Xz: Can you spot the single character that disabled Linux landlock?

What the stray character does

  • The CMake script used check_c_source_compiles on an inline C snippet to decide whether to enable Landlock.
  • A single extra . inside that snippet makes it invalid C, so the test always fails.
  • Result: Landlock support is silently never enabled via CMake, while the build as a whole still succeeds.
  • Autotools did not have this same bug; only the CMake-based detection was sabotaged.

Build systems, feature detection, and fragility

  • Many commenters explain that autoconf/CMake commonly probe features by compiling tiny programs and treating “compile succeeds” as “feature available.”
  • This pattern is powerful for portability but fragile: any syntax error or environment quirk can silently disable features.
  • Several argue these checks should distinguish expected failures (e.g., missing syscall) from generic syntax errors and fail hard on the latter.
  • Others note that compilers and systems are too heterogeneous to reliably parse and classify all failure modes.

Testing, CI, and configuration policies

  • Some argue security features should never be auto-disabled: if explicitly requested and not available, configuration should fail loudly.
  • Others say hard-failing on optional features makes software unusable in diverse environments; “enable if available” is common and sometimes necessary.
  • Suggestions:
    • Add explicit tests that verify Landlock (or similar features) actually works on at least one known-good system.
    • Use fake headers or mock implementations in tests to verify build-system logic separately from real system headers.
    • Provide tri-state options (force-enable, auto-detect, force-disable).

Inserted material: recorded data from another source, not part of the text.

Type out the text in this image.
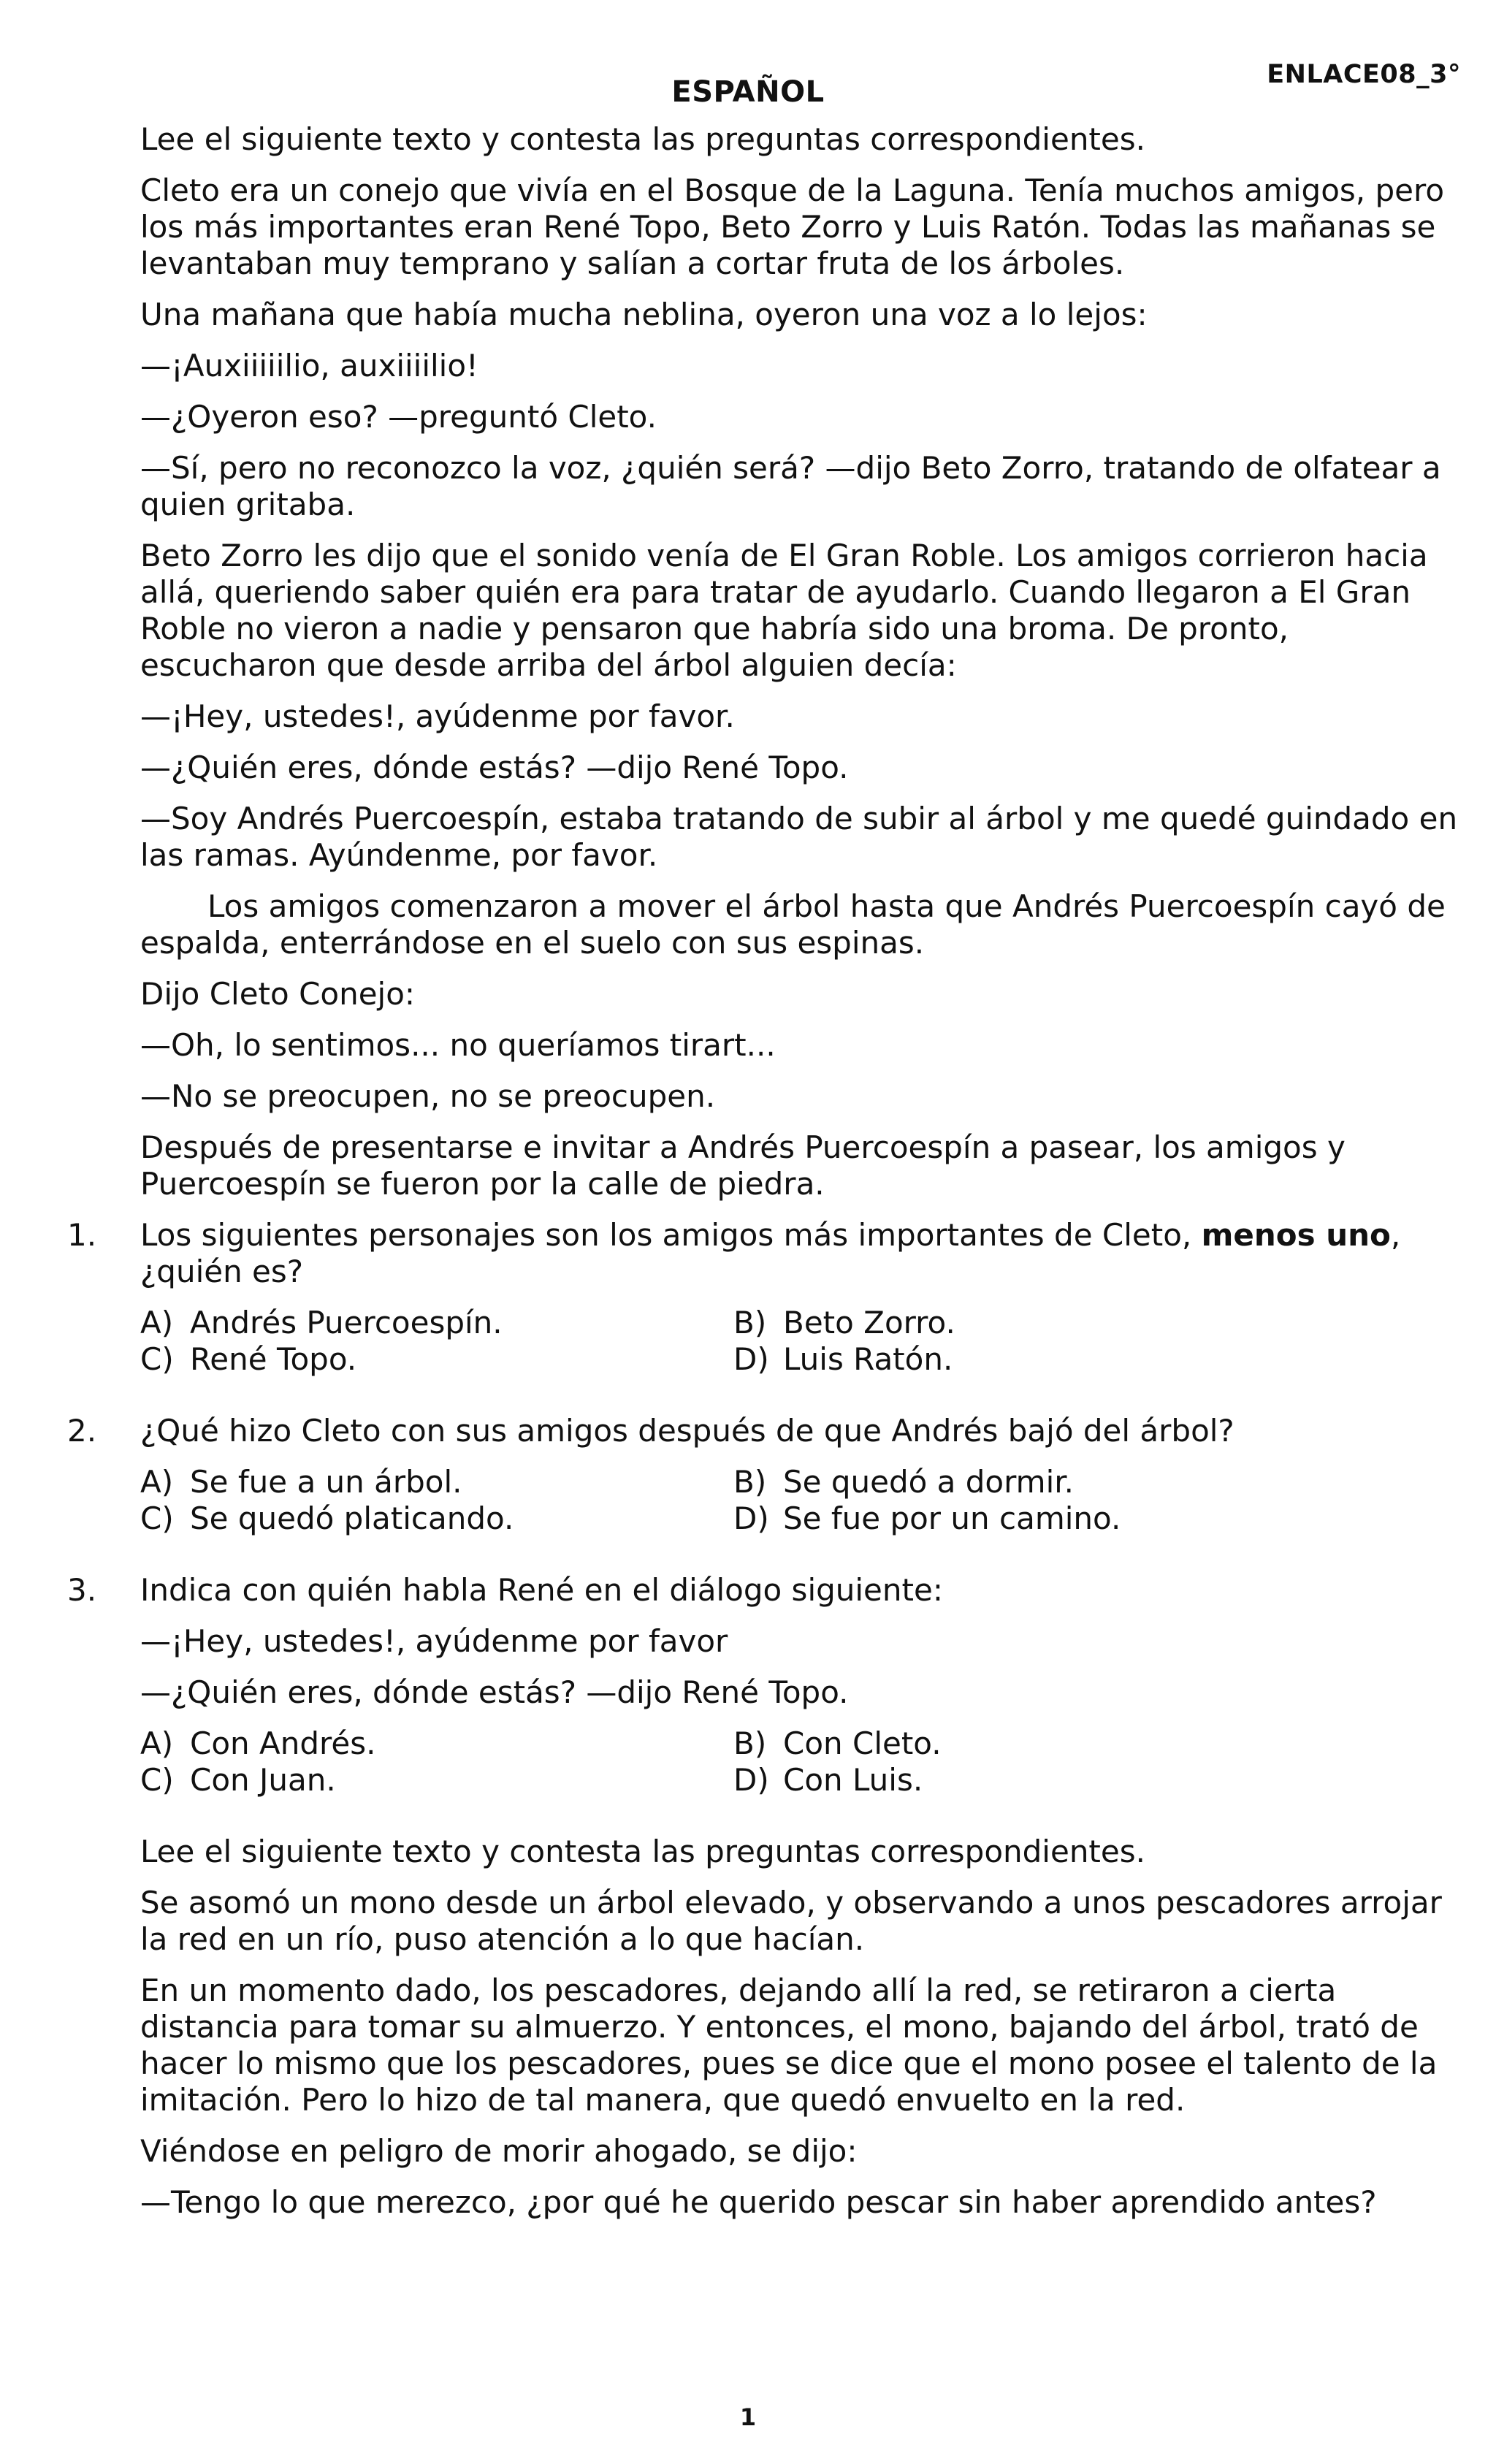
ENLACE08_3°
ESPAÑOL

Lee el siguiente texto y contesta las preguntas correspondientes.

Cleto era un conejo que vivía en el Bosque de la Laguna. Tenía muchos amigos, pero los más importantes eran René Topo, Beto Zorro y Luis Ratón. Todas las mañanas se levantaban muy temprano y salían a cortar fruta de los árboles.

Una mañana que había mucha neblina, oyeron una voz a lo lejos:

—¡Auxiiiiilio, auxiiiilio!

—¿Oyeron eso? —preguntó Cleto.

—Sí, pero no reconozco la voz, ¿quién será? —dijo Beto Zorro, tratando de olfatear a quien gritaba.

Beto Zorro les dijo que el sonido venía de El Gran Roble. Los amigos corrieron hacia allá, queriendo saber quién era para tratar de ayudarlo. Cuando llegaron a El Gran Roble no vieron a nadie y pensaron que habría sido una broma. De pronto, escucharon que desde arriba del árbol alguien decía:

—¡Hey, ustedes!, ayúdenme por favor.

—¿Quién eres, dónde estás? —dijo René Topo.

—Soy Andrés Puercoespín, estaba tratando de subir al árbol y me quedé guindado en las ramas. Ayúndenme, por favor.

Los amigos comenzaron a mover el árbol hasta que Andrés Puercoespín cayó de espalda, enterrándose en el suelo con sus espinas.

Dijo Cleto Conejo:

—Oh, lo sentimos... no queríamos tirart...

—No se preocupen, no se preocupen.

Después de presentarse e invitar a Andrés Puercoespín a pasear, los amigos y Puercoespín se fueron por la calle de piedra.

1. Los siguientes personajes son los amigos más importantes de Cleto, menos uno, ¿quién es?

A) Andrés Puercoespín.	B) Beto Zorro.
C) René Topo.	D) Luis Ratón.
2. ¿Qué hizo Cleto con sus amigos después de que Andrés bajó del árbol?

A) Se fue a un árbol.	B) Se quedó a dormir.
C) Se quedó platicando.	D) Se fue por un camino.
3. Indica con quién habla René en el diálogo siguiente:

—¡Hey, ustedes!, ayúdenme por favor

—¿Quién eres, dónde estás? —dijo René Topo.

A) Con Andrés.	B) Con Cleto.
C) Con Juan.	D) Con Luis.

Lee el siguiente texto y contesta las preguntas correspondientes.

Se asomó un mono desde un árbol elevado, y observando a unos pescadores arrojar la red en un río, puso atención a lo que hacían.

En un momento dado, los pescadores, dejando allí la red, se retiraron a cierta distancia para tomar su almuerzo. Y entonces, el mono, bajando del árbol, trató de hacer lo mismo que los pescadores, pues se dice que el mono posee el talento de la imitación. Pero lo hizo de tal manera, que quedó envuelto en la red.

Viéndose en peligro de morir ahogado, se dijo:

—Tengo lo que merezco, ¿por qué he querido pescar sin haber aprendido antes?

1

Landlock and security impact

  • Thread notes that disabling Landlock in xz is not directly needed for the already-exposed sshd backdoor, suggesting it may have been preparation for other exploits or defense-in-depth removal.
  • Some see this as part of a broader pattern of weakening sandboxing and security checks in the project, not an isolated “bug.”

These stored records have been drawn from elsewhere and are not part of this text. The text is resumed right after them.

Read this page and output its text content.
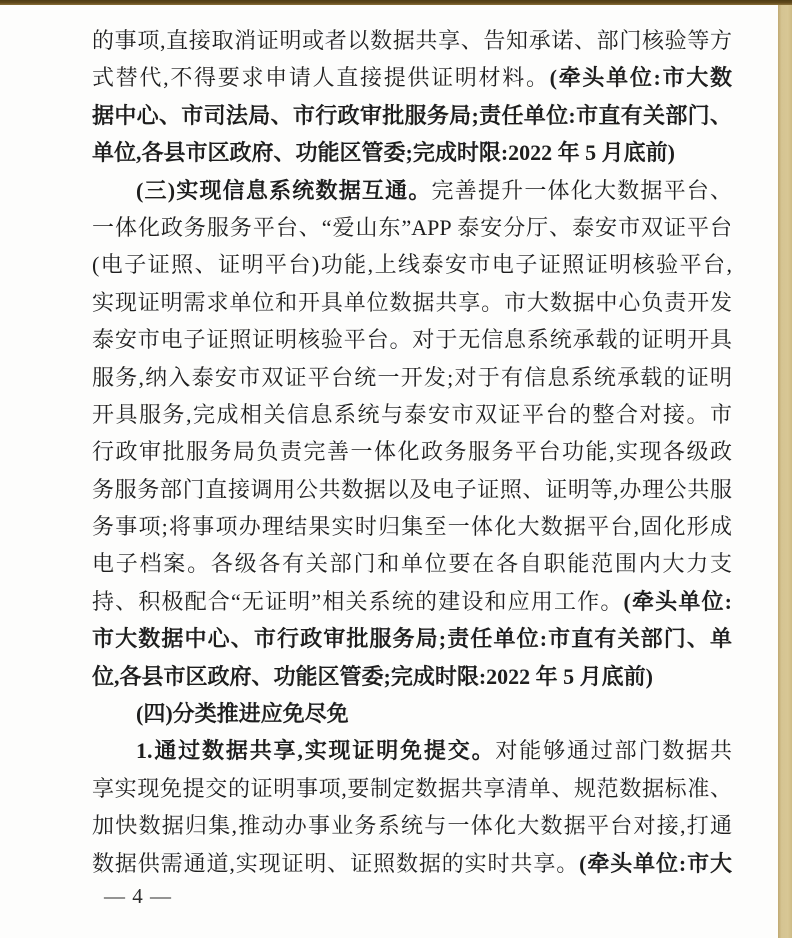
的事项,直接取消证明或者以数据共享、告知承诺、部门核验等方
式替代,不得要求申请人直接提供证明材料。(牵头单位:市大数
据中心、市司法局、市行政审批服务局;责任单位:市直有关部门、
单位,各县市区政府、功能区管委;完成时限:2022 年 5 月底前)
(三)实现信息系统数据互通。完善提升一体化大数据平台、
一体化政务服务平台、“爱山东”APP 泰安分厅、泰安市双证平台
(电子证照、证明平台)功能,上线泰安市电子证照证明核验平台,
实现证明需求单位和开具单位数据共享。市大数据中心负责开发
泰安市电子证照证明核验平台。对于无信息系统承载的证明开具
服务,纳入泰安市双证平台统一开发;对于有信息系统承载的证明
开具服务,完成相关信息系统与泰安市双证平台的整合对接。市
行政审批服务局负责完善一体化政务服务平台功能,实现各级政
务服务部门直接调用公共数据以及电子证照、证明等,办理公共服
务事项;将事项办理结果实时归集至一体化大数据平台,固化形成
电子档案。各级各有关部门和单位要在各自职能范围内大力支
持、积极配合“无证明”相关系统的建设和应用工作。(牵头单位:
市大数据中心、市行政审批服务局;责任单位:市直有关部门、单
位,各县市区政府、功能区管委;完成时限:2022 年 5 月底前)
(四)分类推进应免尽免
1.通过数据共享,实现证明免提交。对能够通过部门数据共
享实现免提交的证明事项,要制定数据共享清单、规范数据标准、
加快数据归集,推动办事业务系统与一体化大数据平台对接,打通
数据供需通道,实现证明、证照数据的实时共享。(牵头单位:市大
— 4 —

Tooling, Unicode, and whitespace issues

  • Participants discuss how easy it is to hide malicious changes:
    • Tiny punctuation changes in dense diffs.
    • Unicode confusables in identifiers.
  • Various mitigations are proposed:
    • Compiler flags warning on mixed scripts or non-ASCII identifiers.
    • IDEs/diff tools that highlight suspicious characters and whitespace.
    • AST-aware or structured diffs, though strings and macros make this hard.

Governance and supply-chain concerns

  • Commenters highlight that a single highly trusted maintainer (or co-maintainer) could make large, security-sensitive changes with little scrutiny.
  • There is concern that similar long-term infiltration could exist in other foundational projects, and that current review practices often focus on surface-level diffs rather than deeper threat modeling.